No rate hike…unless you’re interest-only

RBA cash rate hold won’t protect interest-only borrowers whose rates continue to shoot upwards

No rate hike…unless you’re interest-only
RBA cash rate hold won’t protect interest-only borrowers whose rates continue to shoot upwards

Yesterday the RBA kept the cash rate at 1.5% and lenders continued to raise interest rates regardless.

33 basic and standard variable rates for interest-only investor loans rose in the month of June, according to Canstar. There were only three decreases. Although the cash rate remains at 1.5%, the average interest-only SVR for investors is now 5.04%.

The surge of interest-only rate hikes stands in contrast to P&I variable rates for owner occupiers, where Canstar recorded 21 rate decreases and just 10 increases. A week ago CBA decreased owner-occupier P&I rates by 0.03% but increased interest-only by 0.3%. Many banks have taken a similar approach, with ING DIRECT announced a similar move just over an hour after the RBA’s rate call.

Across all lenders, the average P&I SVR for investors stands at 4.91%, for owner-occupiers 4.50%.

Bleak future for interest-only

RBA Governor Philip Lowe acknowledged rising interest-only and investor rates in his monetary policy statement, portraying them as a compliment to recent supervisory measures in tackling increased indebtness. 

Reacting to the RBA’s decision, CoreLogic’s head of research Tim Lawless also pointed to the role of rising rates: “higher mortgage rates have done much of the heavy lifting in slowing down home value appreciation and cooling investment demand.”   

“There is an expectation that mortgage rates will continue to rise”, added Lawless, “despite a steady cash rate setting, as lenders adjust their credit policies to accommodate the latest round of APRA mandates.  If this is the case, we expect investment activity will continue to moderate across the housing market, which could dampen housing market conditions further.”

Mortgage Choice CEO John Flavell went even further in his reaction:  “I would not be surprised to see the price gap between interest only loans and principal and interest loans widen to approximately 80 basis points. Anyone in an interest only loan should take the time to look at their situation and make sure they are still in the right product for their needs.”

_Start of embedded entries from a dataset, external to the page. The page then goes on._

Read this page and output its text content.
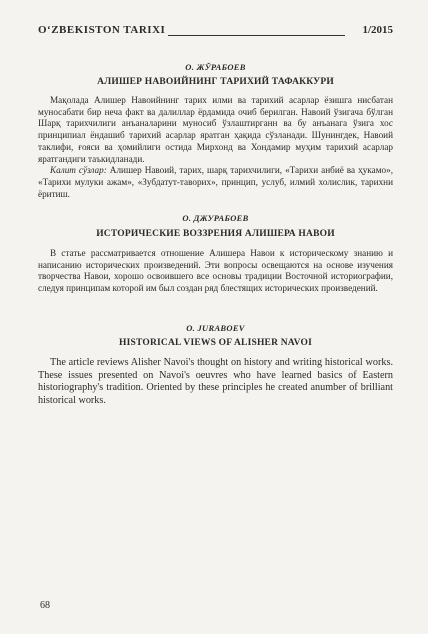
O‘ZBEKISTON TARIXI	1/2015
О. ЖЎРАБОЕВ
АЛИШЕР НАВОИЙНИНГ ТАРИХИЙ ТАФАККУРИ

Мақолада Алишер Навоийнинг тарих илми ва тарихий асарлар ёзишга нисбатан муносабати бир неча факт ва далиллар ёрдамида очиб берилган. Навоий ўзигача бўлган Шарқ тарихчилиги анъаналарини муносиб ўзлаштирганн ва бу анъанага ўзига хос принципиал ёндашиб тарихий асарлар яратган ҳақида сўзланади. Шунингдек, Навоий таклифи, ғояси ва ҳомийлиги остида Мирхонд ва Хондамир муҳим тарихий асарлар яратгандиги таъкидланади.

Калит сўзлар: Алишер Навоий, тарих, шарқ тарихчилиги, «Тарихи анбиё ва ҳукамо», «Тарихи мулуки ажам», «Зубдатут-таворих», принцип, услуб, илмий холислик, тарихни ёритиш.

О. ДЖУРАБОЕВ
ИСТОРИЧЕСКИЕ ВОЗЗРЕНИЯ АЛИШЕРА НАВОИ

В статье рассматривается отношение Алишера Навои к историческому знанию и написанию исторических произведений. Эти вопросы освещаются на основе изучения творчества Навои, хорошо освоившего все основы традиции Восточной историографии, следуя принципам которой им был создан ряд блестящих исторических произведений.

O. JURABOEV
HISTORICAL VIEWS OF ALISHER NAVOI

The article reviews Alisher Navoi's thought on history and writing historical works. These issues presented on Navoi's oeuvres who have learned basics of Eastern historiography's tradition. Oriented by these principles he created anumber of brilliant historical works.

68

Will the cash rate follow?

Flavell has suggested that the RBA could keep rates on hold “for several months at least” and many economists take a similar view. Savanth Sebastian at CommSec has predicted rates will remain on hold until the end of 2017.

One prominent dissenter has been HSBC chief economist Paul Bloxham, who claims that the RBA is simply waiting for wages growth to pick up: “Once there are signs that wages growth is past its trough, we expect that it won't be long before the RBA is lifting its cash rate.”

“We see wages growth picking up in the second half of 2017,” concluded Bloxham, “as a result, our central view is that the RBA will begin to lift its cash rate in Q1 2018.”